Le siguen los pasos, sus estrategas de campaña: Emilio Monzó y Marcos Peña. También, el referente local Alex Campbell y el salteño Juan Collado. En el tren Mitre, que lo lleva a San Isidro, Macri habla con pasajeros, con un chico que pide y compra los alfajores que vende un voluntario de un hogar de rehabilitación de drogas.
En el distrito que gobierna otro massista –su ex aliado– Gustavo Posse, lo recibe el ministro de Seguridad porteño Guillermo Montenegro, candidato a intendente, que no oculta su “amargura” por la detención de dos efectivos de la Metropolitana. Las escenas son similares a las del principio. Lo mismo ocurre en su visita a Vicente López. Esta vez, el anfitrión es su primo el intendente y precandidato a gobernador, Jorge Macri.
En los tres municipios saluda a sus voluntarios, que ayer se mostraron con referentes en cada una de las provincias, acompañados por referentes. Patricia Bullrich participó del primer acto proselitista del PRO en Santa Cruz.
A pesar de que camina en dos de “sus municipios”, Macri evita nombrar a Sergio Massa, pero cerca del jefe de Gobierno aseguran que avanzan en un acuerdo con la unión vecinalista de Tigre. Más fuerte dispara contra su amigo, el gobernador bonaerense Daniel Scioli.

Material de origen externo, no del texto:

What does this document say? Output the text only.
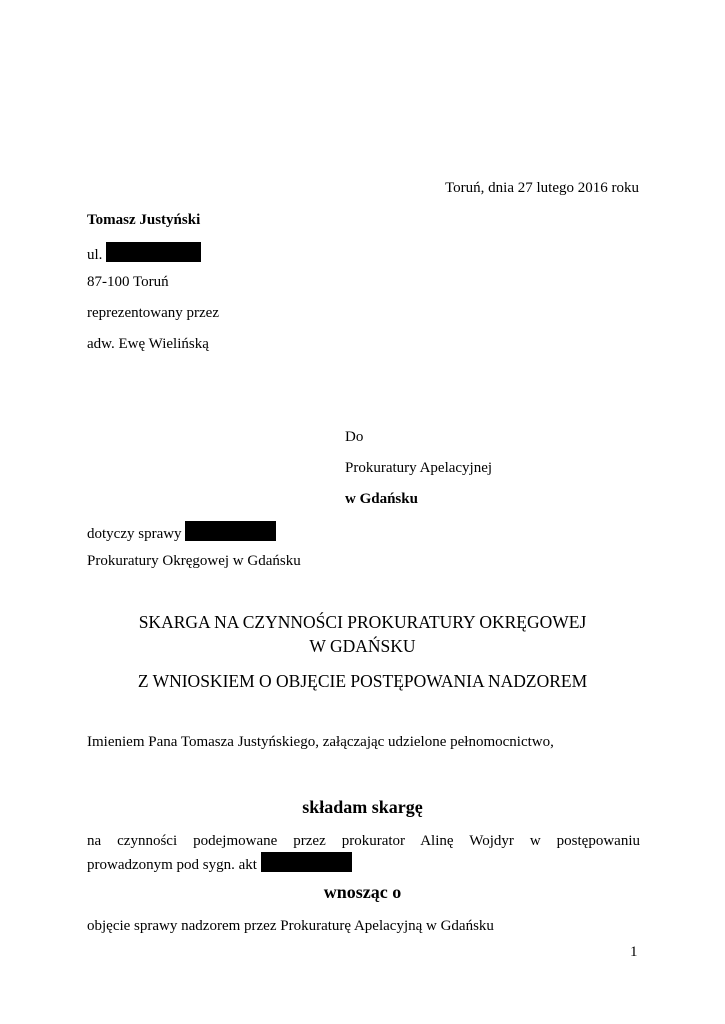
Toruń, dnia 27 lutego 2016 roku
Tomasz Justyński
ul.
87-100 Toruń
reprezentowany przez
adw. Ewę Wielińską
Do
Prokuratury Apelacyjnej
w Gdańsku
dotyczy sprawy
Prokuratury Okręgowej w Gdańsku
SKARGA NA CZYNNOŚCI PROKURATURY OKRĘGOWEJ
W GDAŃSKU
Z WNIOSKIEM O OBJĘCIE POSTĘPOWANIA NADZOREM
Imieniem Pana Tomasza Justyńskiego, załączając udzielone pełnomocnictwo,
składam skargę
na czynności podejmowane przez prokurator Alinę Wojdyr w postępowaniu
prowadzonym pod sygn. akt
wnosząc o
objęcie sprawy nadzorem przez Prokuraturę Apelacyjną w Gdańsku
1
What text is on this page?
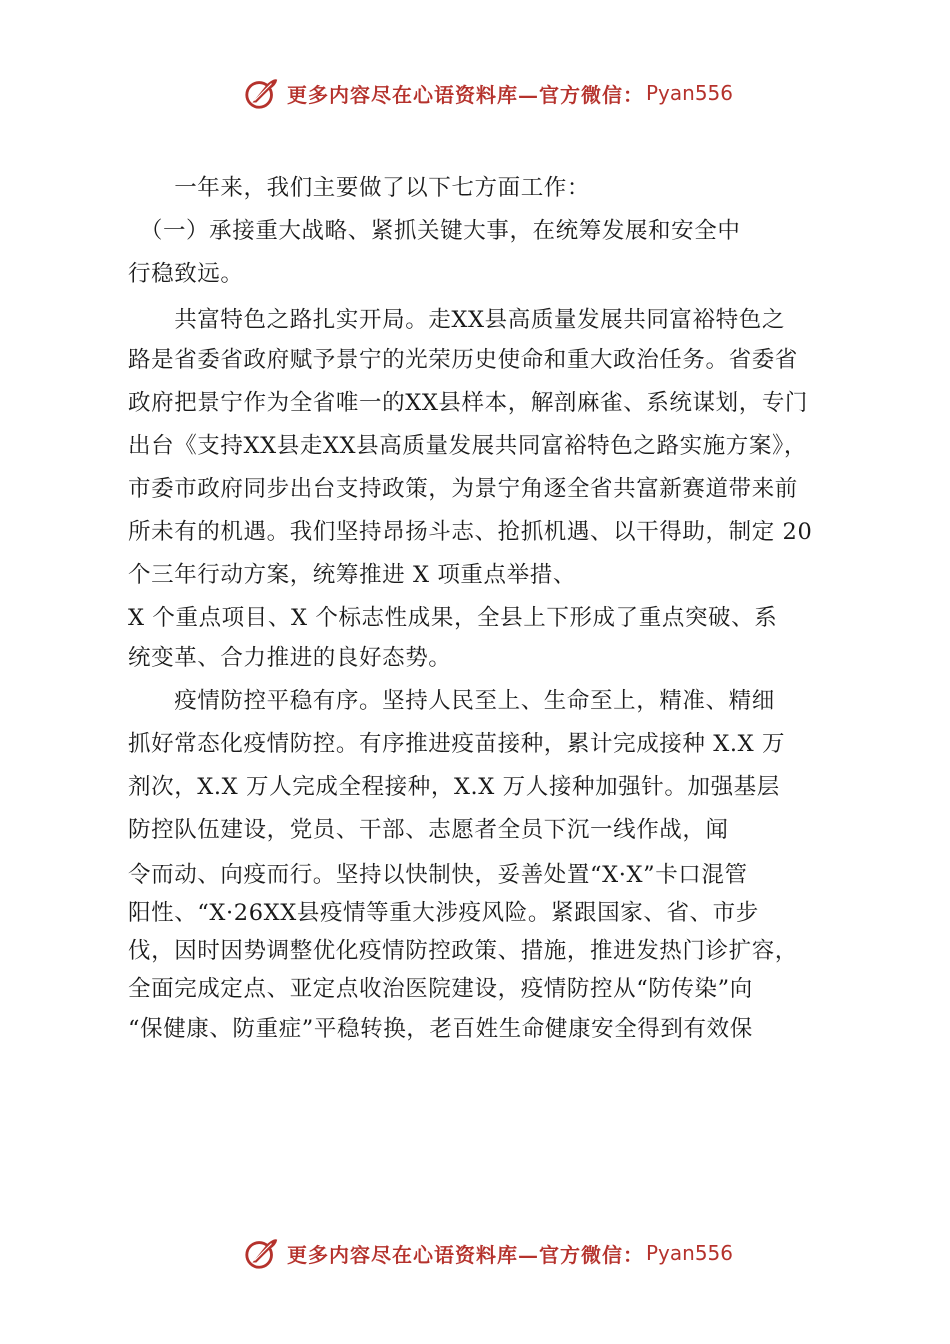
更多内容尽在心语资料库—官方微信： Pyan556
　　一年来，我们主要做了以下七方面工作：
　（一）承接重大战略、紧抓关键大事，在统筹发展和安全中
行稳致远。
　　共富特色之路扎实开局。走XX县高质量发展共同富裕特色之
路是省委省政府赋予景宁的光荣历史使命和重大政治任务。省委省
政府把景宁作为全省唯一的XX县样本，解剖麻雀、系统谋划，专门
出台《支持XX县走XX县高质量发展共同富裕特色之路实施方案》，
市委市政府同步出台支持政策，为景宁角逐全省共富新赛道带来前
所未有的机遇。我们坚持昂扬斗志、抢抓机遇、以干得助，制定 20
个三年行动方案，统筹推进 X 项重点举措、
X 个重点项目、X 个标志性成果，全县上下形成了重点突破、系
统变革、合力推进的良好态势。
　　疫情防控平稳有序。坚持人民至上、生命至上，精准、精细
抓好常态化疫情防控。有序推进疫苗接种，累计完成接种 X.X 万
剂次，X.X 万人完成全程接种，X.X 万人接种加强针。加强基层
防控队伍建设，党员、干部、志愿者全员下沉一线作战，闻
令而动、向疫而行。坚持以快制快，妥善处置“X·X”卡口混管
阳性、“X·26XX县疫情等重大涉疫风险。紧跟国家、省、市步
伐，因时因势调整优化疫情防控政策、措施，推进发热门诊扩容，
全面完成定点、亚定点收治医院建设，疫情防控从“防传染”向
“保健康、防重症”平稳转换，老百姓生命健康安全得到有效保
更多内容尽在心语资料库—官方微信： Pyan556
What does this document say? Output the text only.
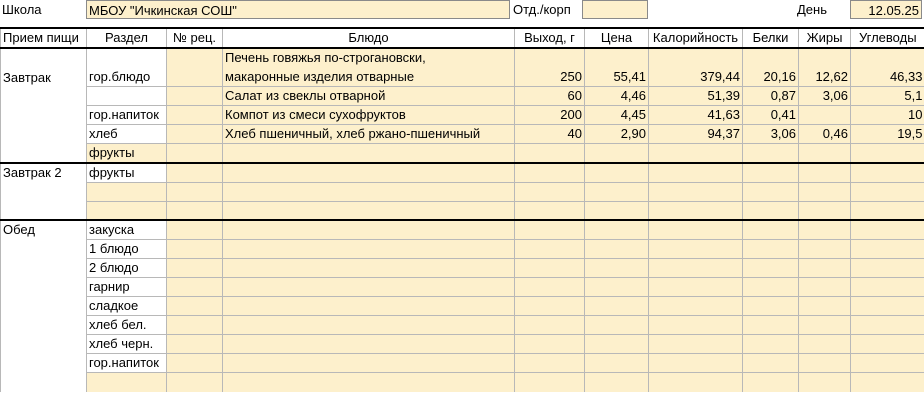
Школа	МБОУ "Ичкинская СОШ"	Отд./корп	День	12.05.25
Прием пищи	Раздел	№ рец.	Блюдо	Выход, г	Цена	Калорийность	Белки	Жиры	Углеводы
Завтрак	гор.блюдо		Печень говяжья по-строгановски,	250	55,41	379,44	20,16	12,62	46,33
			макаронные изделия отварные						
			Салат из свеклы отварной	60	4,46	51,39	0,87	3,06	5,1
	гор.напиток		Компот из смеси сухофруктов	200	4,45	41,63	0,41		10
	хлеб		Хлеб пшеничный, хлеб ржано-пшеничный	40	2,90	94,37	3,06	0,46	19,5
	фрукты								
Завтрак 2	фрукты								

Обед	закуска								
	1 блюдо								
	2 блюдо								
	гарнир								
	сладкое								
	хлеб бел.								
	хлеб черн.								
	гор.напиток								
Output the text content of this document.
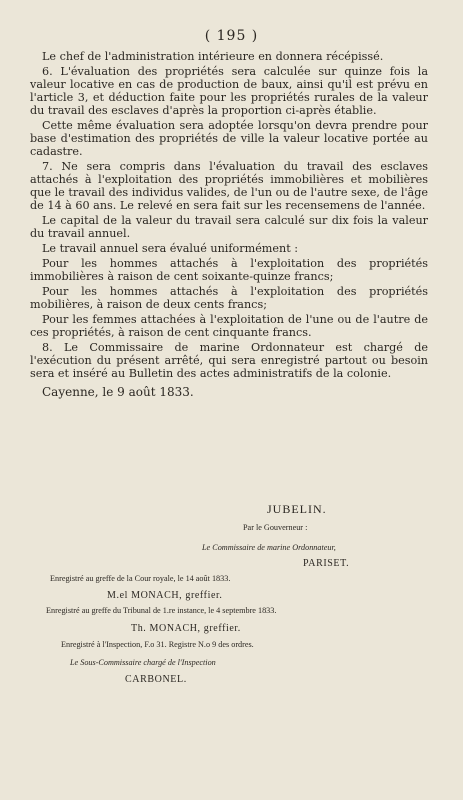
( 195 )

Le chef de l'administration intérieure en donnera récépissé.

6. L'évaluation des propriétés sera calculée sur quinze fois la valeur locative en cas de production de baux, ainsi qu'il est prévu en l'article 3, et déduction faite pour les propriétés rurales de la valeur du travail des esclaves d'après la proportion ci-après établie.

Cette même évaluation sera adoptée lorsqu'on devra prendre pour base d'estimation des propriétés de ville la valeur locative portée au cadastre.

7. Ne sera compris dans l'évaluation du travail des esclaves attachés à l'exploitation des propriétés immobilières et mobilières que le travail des individus valides, de l'un ou de l'autre sexe, de l'âge de 14 à 60 ans. Le relevé en sera fait sur les recensemens de l'année.

Le capital de la valeur du travail sera calculé sur dix fois la valeur du travail annuel.

Le travail annuel sera évalué uniformément :

Pour les hommes attachés à l'exploitation des propriétés immobilières à raison de cent soixante-quinze francs;

Pour les hommes attachés à l'exploitation des propriétés mobilières, à raison de deux cents francs;

Pour les femmes attachées à l'exploitation de l'une ou de l'autre de ces propriétés, à raison de cent cinquante francs.

8. Le Commissaire de marine Ordonnateur est chargé de l'exécution du présent arrêté, qui sera enregistré partout ou besoin sera et inséré au Bulletin des actes administratifs de la colonie.

Cayenne, le 9 août 1833.

JUBELIN.
Par le Gouverneur :
Le Commissaire de marine Ordonnateur,
PARISET.
Enregistré au greffe de la Cour royale, le 14 août 1833.
M.el MONACH, greffier.
Enregistré au greffe du Tribunal de 1.re instance, le 4 septembre 1833.
Th. MONACH, greffier.
Enregistré à l'Inspection, F.o 31. Registre N.o 9 des ordres.
Le Sous-Commissaire chargé de l'Inspection
CARBONEL.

Califica como “pésima” la reforma de las calificaciones en la escuela primaria de la provincia y asegura que la gestión “no es la fortaleza de Daniel”.
Y aunque insiste en que habrá internas para elegir a su sucesor afirma que Gabriela Michetti sería “un lujo” en la fórmula presidencial.
Cansado, termina su raid en una feria en Colegiales. Y alude a sus principales competidores. “Rescatamos el sentimiento peronista de igualdad de oportunidades, lo que no podemos rescatar más es el PJ”.